El cuerpo del monje no presentaba señales de violencia, por lo que únicamente podían suponer causas naturales a su fallecimiento. Pero, a un par de metros, junto a la destrozada escultura del santo que llevaba el mismo nombre que el fraile muerto, hallábase el de otro hombre, con una herida de sable en el costado.
Más tarde, pudo conocerse la relación entre los dos cadáveres. Al parecer, el esposo de doña Catalina, no satisfecho su honor con la sentencia de cárcel y expiación a la que fue condenada su mujer, inició una frenética búsqueda del desaparecido amante, hallándolo por fin la tarde de los hechos. El resultado del encuentro fue una reñida lucha, en la que murió el agraviado y quedó malherido su oponente, que acabó ocultándose en el templo y terminando como ya se ha sabido.
Estaba claro pues, que los dos hombres estaban relacionados de forma directa a través de Doña Catalina, uno como confidente y testigo de su pecado y otro como incitador de ese mismo pecado. No así estaba clara, sin embargo, su posición en el mismo sitio y lo distinto de su muerte. Se pensó en algún tipo de envenenamiento, y en la consumación de una venganza hacia quién, a fin de cuentas, había puesto al cornudo en conocimiento de su desgracia. Con todo, no eran más que hipótesis sin consistencia, y la verdad quedó envuelta en el misterio.
Entre la comunidad de monjes, la versión más extendida era que el demonio que había seducido a doña Catalina y asesinado a su esposo en desigual lance, cegado por el odio y la venganza, quiso consumar su fechoría contra quien tan valientemente le había acusado y, valiéndose de algún oscuro sortilegio, atrajo y dio muerte a su víctima, aún herido como estaba y sin que mediase arma alguna.
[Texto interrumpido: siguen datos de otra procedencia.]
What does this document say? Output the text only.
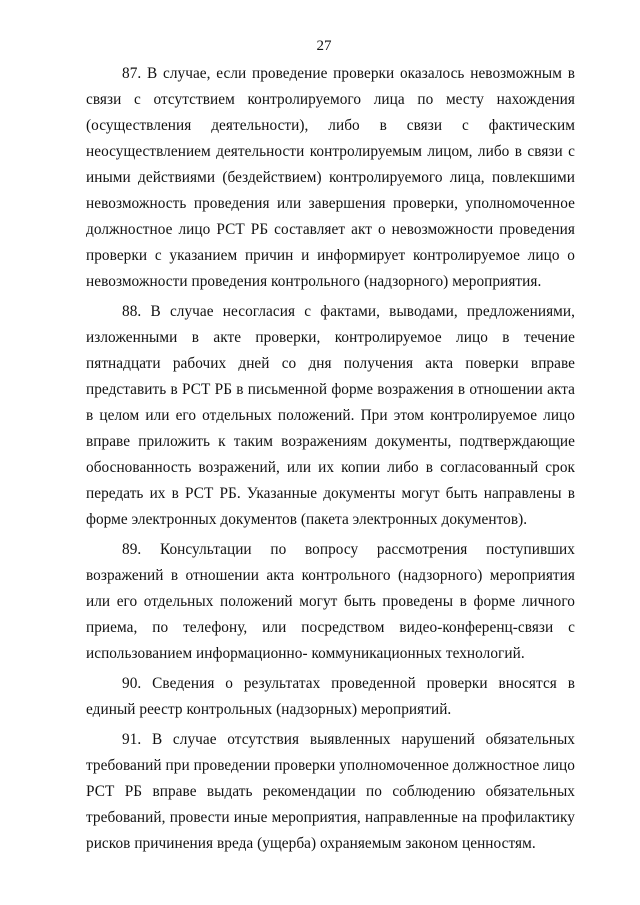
27

87. В случае, если проведение проверки оказалось невозможным в связи с отсутствием контролируемого лица по месту нахождения (осуществления деятельности), либо в связи с фактическим неосуществлением деятельности контролируемым лицом, либо в связи с иными действиями (бездействием) контролируемого лица, повлекшими невозможность проведения или завершения проверки, уполномоченное должностное лицо РСТ РБ составляет акт о невозможности проведения проверки с указанием причин и информирует контролируемое лицо о невозможности проведения контрольного (надзорного) мероприятия.

88. В случае несогласия с фактами, выводами, предложениями, изложенными в акте проверки, контролируемое лицо в течение пятнадцати рабочих дней со дня получения акта поверки вправе представить в РСТ РБ в письменной форме возражения в отношении акта в целом или его отдельных положений. При этом контролируемое лицо вправе приложить к таким возражениям документы, подтверждающие обоснованность возражений, или их копии либо в согласованный срок передать их в РСТ РБ. Указанные документы могут быть направлены в форме электронных документов (пакета электронных документов).

89. Консультации по вопросу рассмотрения поступивших возражений в отношении акта контрольного (надзорного) мероприятия или его отдельных положений могут быть проведены в форме личного приема, по телефону, или посредством видео-конференц-связи с использованием информационно- коммуникационных технологий.

90. Сведения о результатах проведенной проверки вносятся в единый реестр контрольных (надзорных) мероприятий.

91. В случае отсутствия выявленных нарушений обязательных требований при проведении проверки уполномоченное должностное лицо РСТ РБ вправе выдать рекомендации по соблюдению обязательных требований, провести иные мероприятия, направленные на профилактику рисков причинения вреда (ущерба) охраняемым законом ценностям.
Quizás con algún tipo de veneno o conjuro. Pero Dios, poder supremo de justicia y vigilante de todas sus ovejas, arrojó su ira sobre el malvado en forma de su mensajero, el arcángel San Gabriel, protector por demás del pobre fraile, cuyo tormento interior, demasiado vehemente para la mayoría y de causa desconocida para todos, terminó de la forma más dramática.

 En su celda de la prisión provincial, Catalina escuchaba este relato de su confesor. La diferencia es que ella sí conocía los motivos de congoja del fraile. Él mismo se lo había contado en sus visitas, cuando ya se sentía a salvo y lo único que le quedaba era regodearse con el sufrimiento de quién no podría tener nunca, de quién, a pesar de ser su amiga y confidente desde la infancia nunca había imaginado el deseo que había consumido el alma de Gabriel aún incluso antes de profesar los votos. Un deseo que hacía estallar sus venas cuando la sabía en brazos de otro hombre. No del hombre con quién se había desposado por conveniencia, sino del hombre al que realmente amaba.
Catalina miraba fijamente las cuentas del rosario enrollado en su puño. No había lágrimas. No había odio…, ni perdón.
-¿Creéis en las casualidades, Fray Bernardino?
- Yo, como vos, creo en los designios de Dios, hija mía.